16:28:05 <hiro> how often do we write these operators? or do we print something in the logs?
16:28:14 <GeKo> irl[m]: that's part of the problem
16:28:22 <GeKo> hiro: we did that once so far :)
16:28:28 <GeKo> for 0.2.9 LTS
16:28:32 <gaba> once in a century :P
16:28:38 <GeKo> because it's a ton of work
16:28:43 <irl[m]> as a relay operator i've never read the logs of my relays once they've been set up
16:28:44 <ggus> we also wrote a blog post
16:28:47 <GeKo> and then we dropped the ball
16:28:52 <GeKo> right
16:29:00 <hiro> irl[m]: I didn't want to say that but I don't read my logs either
16:29:13 <arma2> backlog looks reasonable so far. i agree with geko that the ContactInfo-Information-Sharing-Specification needs more attention, maybe by the ux team, before we try to push it on everybody.
16:29:16 <irl[m]> i do check relay search, and make sure they've got reasonable consensus weight and bandwidth looks consistent
16:29:23 <GeKo> ggus: anyway, that's for you and us to think about
16:29:29 <GeKo> nothing to nail down today
16:29:41 <GeKo> but i want to get that done soonish(tm)
16:29:54 <ggus> soonish starting at the end of this month?
16:30:13 <GeKo> earlier i hope but not later :)
16:30:36 <GeKo> not done in the sense we are finally done
16:30:56 <GeKo> but in the sense we have something in the background we can act on and iterate on
16:31:03 <ggus> i'm very busy till august 18th, after that i can think about other big tasks
16:31:19 <GeKo> okay, sounds good and works for me
16:31:52 <GeKo> i'll keep thinking meanwhile a bit more for myself and we can pick this up in earnest after august 18th
16:31:56 <GeKo> sounds good?
16:32:03 <ggus> yes! perfect!
16:32:09 <GeKo> nice
16:32:35 <GeKo> do we have anything else to discuss for today?
16:33:16 <hiro> uhm I guess the overload metrics
16:33:16 <arma2> i will catch up with geko sometime later on whatever i missed here (am focusing on an anti-censorship team thing lately)

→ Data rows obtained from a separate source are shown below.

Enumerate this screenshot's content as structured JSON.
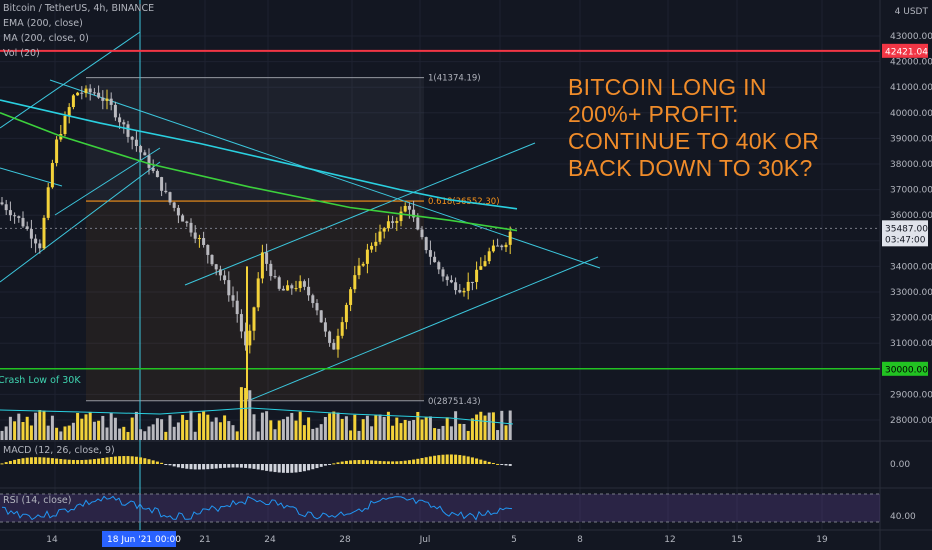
{
  "legend": {
    "symbol": "Bitcoin / TetherUS, 4h, BINANCE",
    "ema": "EMA (200, close)",
    "ma": "MA (200, close, 0)",
    "vol": "Vol (20)",
    "macd": "MACD (12, 26, close, 9)",
    "rsi": "RSI (14, close)"
  },
  "headline_lines": [
    "BITCOIN LONG IN",
    "200%+ PROFIT:",
    "CONTINUE TO 40K OR",
    "BACK DOWN TO 30K?"
  ],
  "annotations": {
    "crash_low": "Crash Low of 30K",
    "fib_top": "1(41374.19)",
    "fib_618": "0.618(36552.30)",
    "fib_bottom": "0(28751.43)"
  },
  "axis": {
    "currency": "USDT",
    "currency_prefix": "4",
    "price_ticks": [
      "43000.00",
      "42000.00",
      "41000.00",
      "40000.00",
      "39000.00",
      "38000.00",
      "37000.00",
      "36000.00",
      "34000.00",
      "33000.00",
      "32000.00",
      "31000.00",
      "29000.00",
      "28000.00"
    ],
    "date_ticks": [
      "14",
      "21",
      "24",
      "28",
      "Jul",
      "5",
      "8",
      "12",
      "15",
      "19"
    ],
    "crosshair_date": "18 Jun '21   00:00",
    "macd_tick": "0.00",
    "rsi_tick": "40.00"
  },
  "price_badges": {
    "resistance": "42421.04",
    "current": "35487.00",
    "countdown": "03:47:00",
    "support": "30000.00"
  },
  "colors": {
    "background": "#131722",
    "resistance_line": "#f23645",
    "support_line": "#22c322",
    "ema": "#2ad0e0",
    "ma": "#3cd03c",
    "fib": "#f7931a",
    "trendline": "#3cc6dc",
    "bull_candle": "#f3d23a",
    "bear_candle": "#b9b9bf",
    "headline": "#f08c2a"
  },
  "chart_data": {
    "type": "candlestick",
    "symbol": "Bitcoin / TetherUS",
    "timeframe": "4h",
    "ylim": [
      28000,
      43500
    ],
    "levels": {
      "resistance": 42421.04,
      "support": 30000.0,
      "current": 35487.0
    },
    "fibonacci": {
      "1": 41374.19,
      "0.618": 36552.3,
      "0": 28751.43
    },
    "series": [
      {
        "name": "EMA (200, close)",
        "points": [
          [
            0,
            40500
          ],
          [
            100,
            39600
          ],
          [
            200,
            38800
          ],
          [
            300,
            37900
          ],
          [
            400,
            37000
          ],
          [
            450,
            36600
          ],
          [
            517,
            36250
          ]
        ]
      },
      {
        "name": "MA (200, close, 0)",
        "points": [
          [
            0,
            40000
          ],
          [
            60,
            39100
          ],
          [
            150,
            38000
          ],
          [
            250,
            37100
          ],
          [
            350,
            36300
          ],
          [
            450,
            35800
          ],
          [
            517,
            35400
          ]
        ]
      }
    ],
    "price_path": [
      [
        0,
        36500
      ],
      [
        20,
        35800
      ],
      [
        40,
        34800
      ],
      [
        55,
        38700
      ],
      [
        75,
        40800
      ],
      [
        95,
        40800
      ],
      [
        110,
        40300
      ],
      [
        130,
        39100
      ],
      [
        150,
        37900
      ],
      [
        170,
        36500
      ],
      [
        200,
        35000
      ],
      [
        220,
        33700
      ],
      [
        235,
        32500
      ],
      [
        247,
        30600
      ],
      [
        262,
        34500
      ],
      [
        280,
        33000
      ],
      [
        300,
        33300
      ],
      [
        315,
        32600
      ],
      [
        332,
        30600
      ],
      [
        352,
        33300
      ],
      [
        370,
        34800
      ],
      [
        385,
        35500
      ],
      [
        400,
        36000
      ],
      [
        408,
        36500
      ],
      [
        418,
        35300
      ],
      [
        435,
        34100
      ],
      [
        448,
        33400
      ],
      [
        462,
        33100
      ],
      [
        475,
        33600
      ],
      [
        490,
        34600
      ],
      [
        505,
        34900
      ],
      [
        512,
        35500
      ]
    ],
    "crash_low_x": 247
  }
}
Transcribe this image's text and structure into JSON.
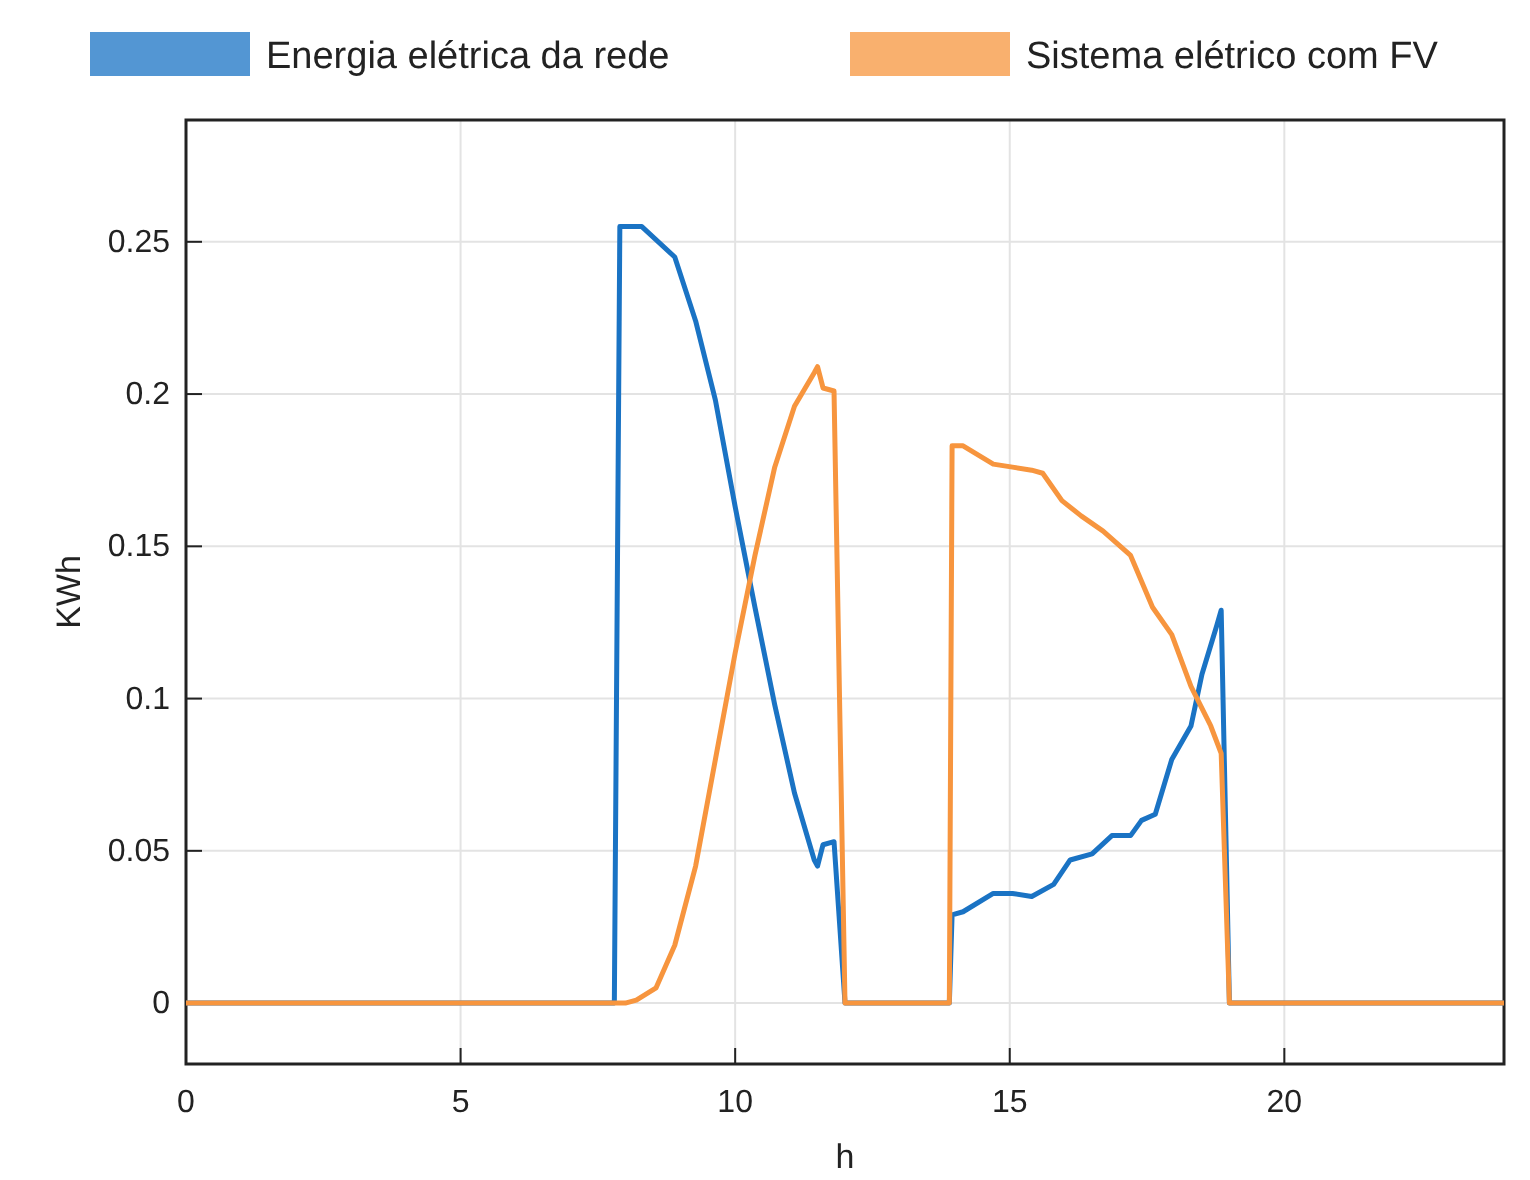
{
  "chart_data": {
    "type": "line",
    "xlabel": "h",
    "ylabel": "KWh",
    "xlim": [
      0,
      24
    ],
    "ylim": [
      -0.02,
      0.29
    ],
    "xticks": [
      0,
      5,
      10,
      15,
      20
    ],
    "yticks": [
      0,
      0.05,
      0.1,
      0.15,
      0.2,
      0.25
    ],
    "grid": true,
    "legend": "top",
    "marker": "none",
    "line_style": "solid",
    "series": [
      {
        "name": "Energia elétrica da rede",
        "color": "#1a73c4",
        "x": [
          0,
          7.8,
          7.9,
          8.3,
          8.9,
          9.28,
          9.64,
          10,
          10.36,
          10.72,
          11.08,
          11.44,
          11.5,
          11.6,
          11.8,
          12,
          13.9,
          13.95,
          14.15,
          14.7,
          15.05,
          15.4,
          15.8,
          16.1,
          16.5,
          16.86,
          17.2,
          17.4,
          17.65,
          17.95,
          18.3,
          18.5,
          18.77,
          18.85,
          19,
          24
        ],
        "values": [
          0,
          0,
          0.255,
          0.255,
          0.245,
          0.224,
          0.198,
          0.163,
          0.13,
          0.098,
          0.069,
          0.047,
          0.045,
          0.052,
          0.053,
          0,
          0,
          0.029,
          0.03,
          0.036,
          0.036,
          0.035,
          0.039,
          0.047,
          0.049,
          0.055,
          0.055,
          0.06,
          0.062,
          0.08,
          0.091,
          0.108,
          0.124,
          0.129,
          0,
          0
        ]
      },
      {
        "name": "Sistema elétrico com FV",
        "color": "#f7953e",
        "x": [
          0,
          8,
          8.2,
          8.56,
          8.9,
          9.28,
          9.64,
          10,
          10.36,
          10.72,
          11.08,
          11.44,
          11.5,
          11.6,
          11.8,
          12,
          13.9,
          13.95,
          14.15,
          14.7,
          15.05,
          15.4,
          15.6,
          15.95,
          16.3,
          16.7,
          17.2,
          17.6,
          17.95,
          18.3,
          18.66,
          18.85,
          19,
          24
        ],
        "values": [
          0,
          0,
          0.001,
          0.005,
          0.019,
          0.045,
          0.08,
          0.115,
          0.147,
          0.176,
          0.196,
          0.207,
          0.209,
          0.202,
          0.201,
          0,
          0,
          0.183,
          0.183,
          0.177,
          0.176,
          0.175,
          0.174,
          0.165,
          0.16,
          0.155,
          0.147,
          0.13,
          0.121,
          0.104,
          0.091,
          0.082,
          0,
          0
        ]
      }
    ]
  }
}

16:33:20 <hiro> just quickly
16:34:14 <GeKo> hiro: go ahead :)
16:35:02 <hiro> yeah so in the beginning I started with the idea to make a boolean out of the two overload fields in the bandwidth document in onionoo with the idea that we could display an amber dot only next to the bandwidth graph is the realy was overlaoded
16:35:47 <hiro> but discussing with irl[m] we came out with the idea that it would make sense to have it in the details document instead, which led to the problem of processing all the extrainfo descriptor in onionoo
16:36:27 <hiro> so now the consensus is to use the overload-general line in the server descriptor as a first step and then figure out how to process the extrainfo descriptors
16:36:55 <hiro> my understanding reading the code is that onionoo save it all in memory before writing it to disk... so that might be the issue?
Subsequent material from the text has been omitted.